L’épargne des Européens, le nouveau trésor que Bruxelles veut mobiliser
Ursula von der Leyen veut orienter davantage l’argent des ménages vers les entreprises, l’innovation, l’industrie et la défense européennes.


Ursula von der Leyen s’intéresse de très près à l’épargne des Européens pour une raison simple : l’Europe possède énormément d’argent, mais une grande partie finance insuffisamment sa propre croissance. Jeudi à Paris, devant le Medef, la présidente de la Commission a résumé le problème par une formule volontairement provocatrice : quelque 10 000 milliards d’euros appartenant aux ménages européens restent placés sur des dépôts bancaires. Une épargne qu’elle a qualifiée de « paresseuse ».
Le paradoxe européen est spectaculaire. Les ménages épargnent davantage qu’aux États-Unis, mais privilégient le cash, les livrets et les dépôts plutôt que les actions ou les fonds.
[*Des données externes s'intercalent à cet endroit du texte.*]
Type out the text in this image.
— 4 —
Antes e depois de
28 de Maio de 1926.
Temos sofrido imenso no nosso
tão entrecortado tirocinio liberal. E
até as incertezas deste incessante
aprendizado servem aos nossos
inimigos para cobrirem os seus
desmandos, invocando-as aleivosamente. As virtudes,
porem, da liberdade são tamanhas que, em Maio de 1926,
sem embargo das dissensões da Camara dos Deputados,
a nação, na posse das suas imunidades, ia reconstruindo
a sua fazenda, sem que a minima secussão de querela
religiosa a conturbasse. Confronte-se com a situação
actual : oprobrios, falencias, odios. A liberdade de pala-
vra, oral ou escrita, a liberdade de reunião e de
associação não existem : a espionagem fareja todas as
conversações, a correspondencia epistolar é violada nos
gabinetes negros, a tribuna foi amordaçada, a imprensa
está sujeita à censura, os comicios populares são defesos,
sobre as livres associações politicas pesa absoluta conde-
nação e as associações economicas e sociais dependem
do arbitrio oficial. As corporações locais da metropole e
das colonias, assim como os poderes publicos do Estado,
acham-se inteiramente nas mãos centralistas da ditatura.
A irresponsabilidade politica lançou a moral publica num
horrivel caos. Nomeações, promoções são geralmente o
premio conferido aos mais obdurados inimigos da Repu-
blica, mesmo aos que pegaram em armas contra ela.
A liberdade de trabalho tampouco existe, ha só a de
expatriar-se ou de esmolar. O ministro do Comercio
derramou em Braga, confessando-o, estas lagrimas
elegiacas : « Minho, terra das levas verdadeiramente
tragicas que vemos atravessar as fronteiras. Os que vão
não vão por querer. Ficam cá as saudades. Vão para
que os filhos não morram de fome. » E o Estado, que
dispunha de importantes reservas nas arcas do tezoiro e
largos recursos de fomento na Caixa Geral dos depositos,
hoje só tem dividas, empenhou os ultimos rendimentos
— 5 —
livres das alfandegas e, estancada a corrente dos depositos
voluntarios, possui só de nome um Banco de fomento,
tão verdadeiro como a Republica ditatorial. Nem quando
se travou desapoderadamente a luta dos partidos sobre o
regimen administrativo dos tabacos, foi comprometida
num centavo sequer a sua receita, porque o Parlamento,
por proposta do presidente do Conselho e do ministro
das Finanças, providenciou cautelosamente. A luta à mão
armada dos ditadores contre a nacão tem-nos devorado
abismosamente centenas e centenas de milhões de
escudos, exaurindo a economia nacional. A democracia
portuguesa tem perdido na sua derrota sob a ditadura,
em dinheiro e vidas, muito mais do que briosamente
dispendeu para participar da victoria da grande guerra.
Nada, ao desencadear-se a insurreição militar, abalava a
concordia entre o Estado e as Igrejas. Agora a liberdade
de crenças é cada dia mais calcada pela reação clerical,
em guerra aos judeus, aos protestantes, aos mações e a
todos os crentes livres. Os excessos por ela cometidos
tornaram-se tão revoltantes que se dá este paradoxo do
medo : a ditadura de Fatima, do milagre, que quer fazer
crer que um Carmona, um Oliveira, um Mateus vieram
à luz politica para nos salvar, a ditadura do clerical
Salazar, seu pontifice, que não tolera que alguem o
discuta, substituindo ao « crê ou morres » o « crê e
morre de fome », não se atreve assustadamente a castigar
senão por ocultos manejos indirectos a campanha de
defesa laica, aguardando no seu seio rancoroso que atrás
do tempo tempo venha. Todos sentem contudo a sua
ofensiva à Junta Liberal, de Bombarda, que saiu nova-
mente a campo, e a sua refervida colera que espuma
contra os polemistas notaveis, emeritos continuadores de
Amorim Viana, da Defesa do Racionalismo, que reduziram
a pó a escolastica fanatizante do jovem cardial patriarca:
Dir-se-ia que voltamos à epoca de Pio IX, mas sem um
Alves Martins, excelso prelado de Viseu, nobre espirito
Selon la BCE, environ un tiers de leurs actifs financiers sont ainsi conservés en liquidités et dépôts, contre environ un dixième outre-Atlantique. Résultat : les Américains financent davantage leurs entreprises par les marchés et ont bénéficié beaucoup plus directement de l’envolée de Wall Street et des géants technologiques.
Pour Bruxelles, l’enjeu est devenu stratégique. L’Europe doit trouver 750 à 800 milliards d’euros d’investissements supplémentaires chaque année d’ici à 2030, selon les estimations reprises du rapport Draghi, pour financer innovation, numérique, énergie, industrie et désormais défense. Les budgets publics ne peuvent absorber seuls une telle somme.
D’où l’Union de l’épargne et des investissements voulue par la Commission. L’idée n’est pas de saisir l’argent des Européens, mais de les inciter à en placer une partie sur les marchés : comptes d’investissement simplifiés, avantages fiscaux, produits accessibles dès de petites sommes et marché financier européen davantage intégré. Le choix des investissements resterait entre les mains des épargnants.
Il existe surtout un second problème : l’argent européen part ailleurs. La BCE constate qu’une part considérable des actions détenues directement ou via des fonds par les ménages de la zone euro finance des entreprises non européennes, notamment américaines.
Au fond, le débat dépasse largement la seule question de l’épargne. Ce que Bruxelles cherche à corriger, c’est une faiblesse structurelle : l’Europe produit beaucoup de richesse, mais peine encore à la transformer en puissance économique. Si une partie plus importante de l’épargne des ménages finance demain les entreprises, les technologies, l’industrie ou la défense du continent, l’Union pourrait réduire sa dépendance aux capitaux étrangers. Reste à convaincre les Européens d’accepter davantage de risque en échange d’un rendement potentiel supérieur. C’est là que se jouera, en grande partie, la réussite du projet.